Don’t believe us? Then talk to Leonard Kok, the principal curriculum developer and facilitator of The Creative Clay Co (Thecreativeclayco) – a company in Singapore that uses clay to develop programmes that promote bonding, better communication and motor skills, and a richer imagination. They hold corporate team building activities, public workshops, clay therapy and clay birthday parties, just to name a few.
He prepares the colourful air-dried clay himself to make sure everything is just right.
“I’ve played and worked with clay for more than 20 years, and it has provided me with a lot of fun and enhanced gross and fine motor skills,” he says.
“I also believe that my general physical and mental wellness is due to my daily exercise with clay. To be honest, I don’t remember getting hit by a serious flu bug.”
That’s pretty impressive
But that’s not all. “Playing with clay promotes sensory development – rolling with palms and fingers, pressing, pounding and kneading all strengthen muscles and tendons,” Leonard explains.

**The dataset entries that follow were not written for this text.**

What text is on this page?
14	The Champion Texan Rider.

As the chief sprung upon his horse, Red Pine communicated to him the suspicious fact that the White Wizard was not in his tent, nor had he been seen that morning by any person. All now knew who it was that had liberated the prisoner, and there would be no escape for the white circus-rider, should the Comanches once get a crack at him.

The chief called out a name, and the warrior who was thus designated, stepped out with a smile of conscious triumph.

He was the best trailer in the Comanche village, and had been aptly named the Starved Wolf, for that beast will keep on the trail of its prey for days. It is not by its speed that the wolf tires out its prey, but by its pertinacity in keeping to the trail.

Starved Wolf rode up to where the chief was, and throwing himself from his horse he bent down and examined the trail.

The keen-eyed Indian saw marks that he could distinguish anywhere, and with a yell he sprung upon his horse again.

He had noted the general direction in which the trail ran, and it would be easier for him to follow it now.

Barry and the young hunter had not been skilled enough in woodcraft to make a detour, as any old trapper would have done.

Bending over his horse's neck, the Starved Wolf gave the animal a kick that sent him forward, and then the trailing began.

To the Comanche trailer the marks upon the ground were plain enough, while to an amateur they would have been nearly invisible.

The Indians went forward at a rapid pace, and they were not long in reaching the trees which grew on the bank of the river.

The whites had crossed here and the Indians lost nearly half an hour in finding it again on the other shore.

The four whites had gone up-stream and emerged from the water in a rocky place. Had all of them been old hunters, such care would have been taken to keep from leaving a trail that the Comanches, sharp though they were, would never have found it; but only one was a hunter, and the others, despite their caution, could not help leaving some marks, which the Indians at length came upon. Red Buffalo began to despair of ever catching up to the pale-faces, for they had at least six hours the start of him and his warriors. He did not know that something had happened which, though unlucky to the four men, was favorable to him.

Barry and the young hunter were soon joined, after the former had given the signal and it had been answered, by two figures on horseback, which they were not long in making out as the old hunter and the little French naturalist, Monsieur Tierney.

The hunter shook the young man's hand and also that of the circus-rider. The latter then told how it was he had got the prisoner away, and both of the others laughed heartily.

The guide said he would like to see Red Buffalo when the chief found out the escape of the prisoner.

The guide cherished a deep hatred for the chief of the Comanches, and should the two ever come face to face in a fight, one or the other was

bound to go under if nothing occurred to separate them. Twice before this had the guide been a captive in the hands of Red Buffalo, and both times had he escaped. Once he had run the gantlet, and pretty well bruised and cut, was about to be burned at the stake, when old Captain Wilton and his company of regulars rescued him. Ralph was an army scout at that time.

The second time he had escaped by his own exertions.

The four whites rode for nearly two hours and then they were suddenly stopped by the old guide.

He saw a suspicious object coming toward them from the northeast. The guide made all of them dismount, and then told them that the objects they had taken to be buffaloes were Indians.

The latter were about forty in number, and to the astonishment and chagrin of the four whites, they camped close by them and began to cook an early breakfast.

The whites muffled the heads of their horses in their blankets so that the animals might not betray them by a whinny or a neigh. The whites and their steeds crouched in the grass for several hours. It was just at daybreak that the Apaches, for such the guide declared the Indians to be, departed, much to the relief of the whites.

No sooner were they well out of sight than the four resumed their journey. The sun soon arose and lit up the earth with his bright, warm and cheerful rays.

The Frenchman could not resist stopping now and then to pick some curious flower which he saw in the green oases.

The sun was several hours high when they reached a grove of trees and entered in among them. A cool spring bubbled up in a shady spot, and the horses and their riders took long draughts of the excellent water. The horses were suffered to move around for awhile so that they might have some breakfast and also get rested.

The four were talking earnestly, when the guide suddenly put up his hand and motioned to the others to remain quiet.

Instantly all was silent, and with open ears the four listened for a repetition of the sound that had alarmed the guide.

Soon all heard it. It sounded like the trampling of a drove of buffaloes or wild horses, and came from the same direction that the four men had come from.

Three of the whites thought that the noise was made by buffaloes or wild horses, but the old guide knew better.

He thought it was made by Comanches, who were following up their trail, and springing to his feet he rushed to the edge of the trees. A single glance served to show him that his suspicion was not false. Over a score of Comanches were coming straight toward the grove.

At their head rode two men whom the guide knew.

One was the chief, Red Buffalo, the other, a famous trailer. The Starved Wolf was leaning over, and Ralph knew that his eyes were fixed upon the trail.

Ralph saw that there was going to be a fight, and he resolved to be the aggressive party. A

He only needs to look at his apprentice, Joycelin Toh, for confirmation. Joycelin has cerebral palsy, and she and Leonard have been working with the malleable product for six years – with exceptional results.
“I interact regularly with people with special needs,” Leonard states. “Playing with clay helps to enhance their muscle control, and at the same time provides an activity that increases their mindfulness, leading to greater calmness and an increased sense of well-being.”
It also promotes holistic left and right brain development, he adds. “Just like the soles of the feet have pressure points that are connected to the vital organs of our body, our two palms also have acupressure points that promote wellness. So when we roll the clay and do things with the clay on our palms, we’re actually engaging in activating and detoxifying our vital organs.”
Joycelin agrees. “She has personally testified that her finger dexterity, as well as muscle control, have improved after joining The Creative Clay Co,” Leonard declares proudly. “The standard of the clay figurines she makes by hand has also improved.” Not to mention her confidence too.
Leonard has also used clay for counselling. He once “facilitated the construction of clay objects and symbols to represent inner emotions and emotional conflicts”, and “subsequently empowered the deconstruction of one’s fears by making symbols which represented hope and a positive future”.
It’s powerful stuff
And corporate groups have noticed. “They’ve engaged me for team bonding sessions and given me very positive feedback. They’re happy that their co-workers and colleagues are actively engaged in the activity.”
Leonard understands why. “Through playing with clay in a safe but experiential setting, it engages everyone in the team as it’s hands-on. It also helps that the clay I use is colourful and vibrant.
“In addition, it makes abstract concepts come alive as the clay is used to create visual symbols. For example, an apple could mean ‘health is wealth’, and if the participant makes an apple as a New Year’s resolution, then the abstract term is given personal meaning; this will stay longer in their memories.
“This in turn will make the goal of healthy living a more achievable one, as it serves as a visual reminder in their cubicle for the entire year.”
Leonard offers one more tip to fuel our creativity and foster a more positive outlook with the help of clay.
“All of us can be more creative, contrary to theories based on genetics,” he maintains. “The key is consistency. Take a piece of clay and play with it regularly! Use both your hands to create the things that you love.” Hopefully it’ll keep you alert and active.
It might just get your brain happily buzzing too. “We’re in the midst of creating our own clay, which will be infused with different essential oils to do therapy,” Leonard announces. “Our first target audience is senior citizens. It’ll enhance their gross and fine motor skills.”